The High-stakes Race to Develop New Psychedelic Drugs | MarketingwithAnoy

“This is my life,” Wallach says. “There’s nothing else I’d rather do. If I got a billion dollars today, the first thing I’d do would be to build a super lab.” When Compass came calling, he finally got the golden opportunity to pursue that dream. Maybe not a billion dollar super lab. But his own laboratory.

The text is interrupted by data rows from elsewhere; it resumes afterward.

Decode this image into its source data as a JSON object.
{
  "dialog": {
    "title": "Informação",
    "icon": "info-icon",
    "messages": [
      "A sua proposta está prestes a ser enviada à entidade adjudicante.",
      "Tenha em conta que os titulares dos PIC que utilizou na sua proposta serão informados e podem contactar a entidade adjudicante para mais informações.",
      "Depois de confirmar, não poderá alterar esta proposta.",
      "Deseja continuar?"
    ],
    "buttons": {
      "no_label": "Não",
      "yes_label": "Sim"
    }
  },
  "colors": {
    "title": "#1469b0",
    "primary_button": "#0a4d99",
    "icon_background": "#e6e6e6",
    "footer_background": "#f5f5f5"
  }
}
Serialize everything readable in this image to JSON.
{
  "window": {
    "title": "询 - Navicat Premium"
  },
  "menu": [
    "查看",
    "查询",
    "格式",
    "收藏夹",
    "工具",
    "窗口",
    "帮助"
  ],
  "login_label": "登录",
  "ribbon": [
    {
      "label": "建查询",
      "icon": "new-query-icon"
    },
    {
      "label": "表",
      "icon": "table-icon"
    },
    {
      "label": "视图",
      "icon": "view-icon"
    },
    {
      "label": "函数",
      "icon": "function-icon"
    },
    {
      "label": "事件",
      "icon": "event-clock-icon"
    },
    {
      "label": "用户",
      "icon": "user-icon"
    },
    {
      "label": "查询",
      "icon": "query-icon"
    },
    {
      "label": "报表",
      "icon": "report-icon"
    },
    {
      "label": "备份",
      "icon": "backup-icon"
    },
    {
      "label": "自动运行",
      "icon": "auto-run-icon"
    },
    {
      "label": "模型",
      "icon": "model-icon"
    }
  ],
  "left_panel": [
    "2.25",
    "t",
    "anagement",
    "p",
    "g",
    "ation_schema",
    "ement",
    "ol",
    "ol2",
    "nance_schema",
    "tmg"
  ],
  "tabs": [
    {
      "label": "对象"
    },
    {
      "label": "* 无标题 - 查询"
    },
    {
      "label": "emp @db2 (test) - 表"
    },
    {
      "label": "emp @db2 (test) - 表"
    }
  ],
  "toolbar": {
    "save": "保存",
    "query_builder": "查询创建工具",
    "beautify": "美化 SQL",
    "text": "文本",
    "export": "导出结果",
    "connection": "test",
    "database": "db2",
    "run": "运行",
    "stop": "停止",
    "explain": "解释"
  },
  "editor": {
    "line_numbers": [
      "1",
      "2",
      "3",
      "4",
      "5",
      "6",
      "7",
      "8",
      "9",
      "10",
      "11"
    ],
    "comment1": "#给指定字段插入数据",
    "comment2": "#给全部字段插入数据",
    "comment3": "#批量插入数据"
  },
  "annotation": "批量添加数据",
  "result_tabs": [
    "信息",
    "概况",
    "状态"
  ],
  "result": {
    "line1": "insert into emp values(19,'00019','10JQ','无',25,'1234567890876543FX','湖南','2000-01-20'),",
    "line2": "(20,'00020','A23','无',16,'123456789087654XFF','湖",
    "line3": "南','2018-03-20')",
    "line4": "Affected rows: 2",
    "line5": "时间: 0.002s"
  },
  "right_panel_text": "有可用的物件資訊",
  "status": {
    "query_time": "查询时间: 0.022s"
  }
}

In pop culture, psychedelia is a Day-Glo blanket of mandalas, black-light ink, tie-dye and phat pants emblazoned with lime green alien heads. In their various states of synthesis and manufacture, psychoactive substances are decidedly unkaleidoscopic: brownish, yellowish, and vaguely rough, like plaque scraped from nicotine-stained teeth. The labs where these substances are synthesized smell like someone burned a Rotten Eggs Yankee Candle.

Last fall I visited Wallach in his lab where he was preparing some N,N-dipropyltryptamine – a legal and extremely potent hallucinogen. Dressed in a faded maroon polo, khakis and thick desert boots, Wallach sets up a reaction in a round-bottomed flask as he explains that in the ’70s scientists were studying DPT for use in psychotherapy. He flits around the lab, blowing moisture out of glassware, sealing tubes with argon gas, dissolving reagents in methanol, and advising me to keep my distance while messing around with substances that are, he warns, “pretty toxic.” It’s like watching a chef show off at a teppanyaki restaurant, slicing and dicing by sheer reflex.

The fall semester is underway, and after the pandemic’s interruption, Wallach has returned to teaching the class. His lab—and its work for Compass—continues. Wallach and his team of mostly 20-somethings weave between a few different offices, testing compounds for purity, sketching molecules in grid-lined notebooks, and preparing potentially mind-expanding substances in discreetly labeled mails to be sent for mouse-twitch tests at a partner laboratory at UC San Diego.

The job is to develop drugs that tickle the 5-HT2A receptor, a cellular protein involved in a number of functions – appetite, imagination, anxiety, sexual arousal. The receptor has been shown to be crucial for understanding the neuropharmacology of the psychedelic experience induced by classical hallucinogens. LSD, mescaline, psilocybin – they all interact with 5-HT2A. (In some circles, the phrase “5-HT2A agonist” has supplanted “psychedelic,” which still carries faint hints of hippie-era hedonism.) “If you design a new version of a classic hallucinogen,” says Wallach, “the first thing what you’re doing is looking at its interaction with that receptor.”

One of Wallach’s goals is to hack how long a psychedelic effect lasts. Full-dose psilocybin trips usually last more than six hours. Hand-me-down hippie wisdom dictates three full days for a proper LSD experience: one to prepare, one to trip, and one to acclimate to the world of awake, unwavering consciousness. From a clinical perspective, such epic sessions are expensive and may not be necessary. Meanwhile, drugs like DMT are acute and intense, with effects lasting only minutes (sometimes called the “businessman’s trip” because it can be enjoyed within a typical lunch hour). Finding what Compass co-founder Lars Wilde calls “the sweet spot” between the length of a journey and clinical effect is just one of Wallach’s many challenges. If he and his team of researchers stumble upon a concoction that’s particularly potent or experientially unique — “cool” is a word that gets thrown around — well, so much the better.